Some artists and critics encouraged her efforts, while others became quite angry. All the same, Sturtevant used her works to explore the concepts of authorship, originality, and the structure of fine art culture.
Ruth Asawa
During the 1960s, Ruth Asawa created increasingly complex wire sculptures. A San Francisco-based artist, Asawa'south last public commission was the Garden of Remembrance at San Francisco State Academy, which was created to recognize Japanese Americans who were interned during World War II.
Catherine Opie
Known for her studio, portrait, and mural photography, Catherine Opie has been a photographer since the historic period of nine.
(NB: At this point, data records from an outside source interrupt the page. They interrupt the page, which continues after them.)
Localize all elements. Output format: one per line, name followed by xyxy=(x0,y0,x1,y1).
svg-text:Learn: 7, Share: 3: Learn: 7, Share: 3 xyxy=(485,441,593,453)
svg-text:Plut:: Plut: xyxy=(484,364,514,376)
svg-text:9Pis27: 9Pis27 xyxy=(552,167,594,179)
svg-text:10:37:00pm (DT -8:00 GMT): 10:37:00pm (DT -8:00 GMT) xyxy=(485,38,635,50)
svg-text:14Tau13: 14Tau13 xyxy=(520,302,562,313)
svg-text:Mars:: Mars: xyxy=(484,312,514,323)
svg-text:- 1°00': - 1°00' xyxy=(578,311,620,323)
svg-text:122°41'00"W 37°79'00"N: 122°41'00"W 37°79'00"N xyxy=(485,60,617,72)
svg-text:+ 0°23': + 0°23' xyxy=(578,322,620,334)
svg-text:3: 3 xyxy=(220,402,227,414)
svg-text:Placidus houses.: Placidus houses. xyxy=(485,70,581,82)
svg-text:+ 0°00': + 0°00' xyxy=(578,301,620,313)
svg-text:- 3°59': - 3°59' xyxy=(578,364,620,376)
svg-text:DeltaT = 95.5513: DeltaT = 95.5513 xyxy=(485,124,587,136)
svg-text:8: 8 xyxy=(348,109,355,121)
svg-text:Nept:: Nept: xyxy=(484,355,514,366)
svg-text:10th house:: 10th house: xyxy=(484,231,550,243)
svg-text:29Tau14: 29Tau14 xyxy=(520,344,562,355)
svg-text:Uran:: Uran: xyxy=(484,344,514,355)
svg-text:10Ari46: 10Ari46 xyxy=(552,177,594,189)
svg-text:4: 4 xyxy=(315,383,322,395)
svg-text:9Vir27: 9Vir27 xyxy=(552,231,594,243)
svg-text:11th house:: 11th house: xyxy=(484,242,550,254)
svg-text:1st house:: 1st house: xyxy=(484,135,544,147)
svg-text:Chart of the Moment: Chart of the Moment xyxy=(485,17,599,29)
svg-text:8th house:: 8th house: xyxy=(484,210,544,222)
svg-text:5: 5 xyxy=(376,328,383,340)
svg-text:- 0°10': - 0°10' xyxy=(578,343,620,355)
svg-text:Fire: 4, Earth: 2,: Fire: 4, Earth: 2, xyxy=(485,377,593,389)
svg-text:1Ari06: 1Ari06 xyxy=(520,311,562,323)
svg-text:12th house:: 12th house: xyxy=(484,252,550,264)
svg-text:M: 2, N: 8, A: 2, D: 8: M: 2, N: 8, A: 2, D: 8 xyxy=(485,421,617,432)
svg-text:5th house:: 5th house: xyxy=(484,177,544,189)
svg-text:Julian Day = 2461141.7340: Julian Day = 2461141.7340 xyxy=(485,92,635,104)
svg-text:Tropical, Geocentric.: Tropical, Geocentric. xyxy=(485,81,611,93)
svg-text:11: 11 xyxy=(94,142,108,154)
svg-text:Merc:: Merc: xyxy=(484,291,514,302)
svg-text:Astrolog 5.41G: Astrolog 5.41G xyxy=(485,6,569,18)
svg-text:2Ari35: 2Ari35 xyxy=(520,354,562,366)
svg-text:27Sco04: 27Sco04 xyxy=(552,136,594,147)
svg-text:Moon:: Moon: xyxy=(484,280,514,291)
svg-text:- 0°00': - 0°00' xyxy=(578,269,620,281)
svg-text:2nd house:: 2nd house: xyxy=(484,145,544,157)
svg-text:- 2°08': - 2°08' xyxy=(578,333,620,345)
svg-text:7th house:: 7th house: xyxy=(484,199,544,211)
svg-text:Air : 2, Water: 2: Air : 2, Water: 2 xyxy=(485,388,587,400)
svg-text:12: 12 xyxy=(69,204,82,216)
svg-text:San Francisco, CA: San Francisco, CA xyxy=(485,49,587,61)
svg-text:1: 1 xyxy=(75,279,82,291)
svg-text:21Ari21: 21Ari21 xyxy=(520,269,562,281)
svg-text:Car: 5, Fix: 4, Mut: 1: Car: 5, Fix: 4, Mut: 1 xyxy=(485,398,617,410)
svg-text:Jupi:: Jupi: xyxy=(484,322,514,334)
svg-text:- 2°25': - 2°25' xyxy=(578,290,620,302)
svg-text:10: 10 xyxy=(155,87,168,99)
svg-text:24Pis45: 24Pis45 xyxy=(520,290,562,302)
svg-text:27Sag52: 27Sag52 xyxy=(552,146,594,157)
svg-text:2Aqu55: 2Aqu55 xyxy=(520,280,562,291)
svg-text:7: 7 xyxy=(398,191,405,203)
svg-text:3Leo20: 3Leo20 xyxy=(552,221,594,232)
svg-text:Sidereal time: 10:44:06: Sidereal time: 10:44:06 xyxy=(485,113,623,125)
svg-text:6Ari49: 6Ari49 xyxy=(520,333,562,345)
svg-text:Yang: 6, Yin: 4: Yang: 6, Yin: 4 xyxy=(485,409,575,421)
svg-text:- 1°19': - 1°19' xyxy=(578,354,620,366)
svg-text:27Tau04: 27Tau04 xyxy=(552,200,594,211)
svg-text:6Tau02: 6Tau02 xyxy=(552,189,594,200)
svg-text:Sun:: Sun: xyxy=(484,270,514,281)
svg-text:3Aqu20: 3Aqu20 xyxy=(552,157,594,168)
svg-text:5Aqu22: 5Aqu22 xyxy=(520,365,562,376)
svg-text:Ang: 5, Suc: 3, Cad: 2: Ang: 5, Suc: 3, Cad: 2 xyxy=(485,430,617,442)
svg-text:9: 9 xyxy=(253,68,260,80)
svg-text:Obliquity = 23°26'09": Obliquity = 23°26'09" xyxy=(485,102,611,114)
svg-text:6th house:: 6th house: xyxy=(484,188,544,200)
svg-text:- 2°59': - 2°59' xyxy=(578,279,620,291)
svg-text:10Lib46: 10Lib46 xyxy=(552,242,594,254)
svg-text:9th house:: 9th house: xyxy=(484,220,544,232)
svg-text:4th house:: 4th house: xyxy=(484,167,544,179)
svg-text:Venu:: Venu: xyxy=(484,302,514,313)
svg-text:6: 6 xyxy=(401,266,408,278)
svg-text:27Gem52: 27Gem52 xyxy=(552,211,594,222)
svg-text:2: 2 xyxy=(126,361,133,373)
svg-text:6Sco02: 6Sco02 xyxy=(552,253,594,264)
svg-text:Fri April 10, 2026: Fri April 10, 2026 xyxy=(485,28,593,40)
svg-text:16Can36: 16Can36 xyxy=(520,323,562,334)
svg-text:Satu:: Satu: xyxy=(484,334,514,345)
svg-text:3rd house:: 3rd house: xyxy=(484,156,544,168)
She uses her photography to examine social norms, and, in doing so, displays various subcultures in formal portraits — but in a mode that conveys ability and respect by evoking traditional Renaissance portraiture.
micha cárdenas
micha cárdenas is an artist, author, theorist, and assistant professor who won an Touch on Award at the Indiecade Festival in 2020 and the Creative Award from the Gender Justice League in 2016. She believes education is the path to liberation and uses VR and fine art to address global issues such as racism, gendered violence, and climate modify.
Lee Krasner
Lee Krasner was an Abstruse Expressionist painter who as well specialized in collaging. Her works capture a spirit of relentless reinvention, from her Cubist drawings and assemblage to her portraits and murals for the Works Progress Administration (WPA).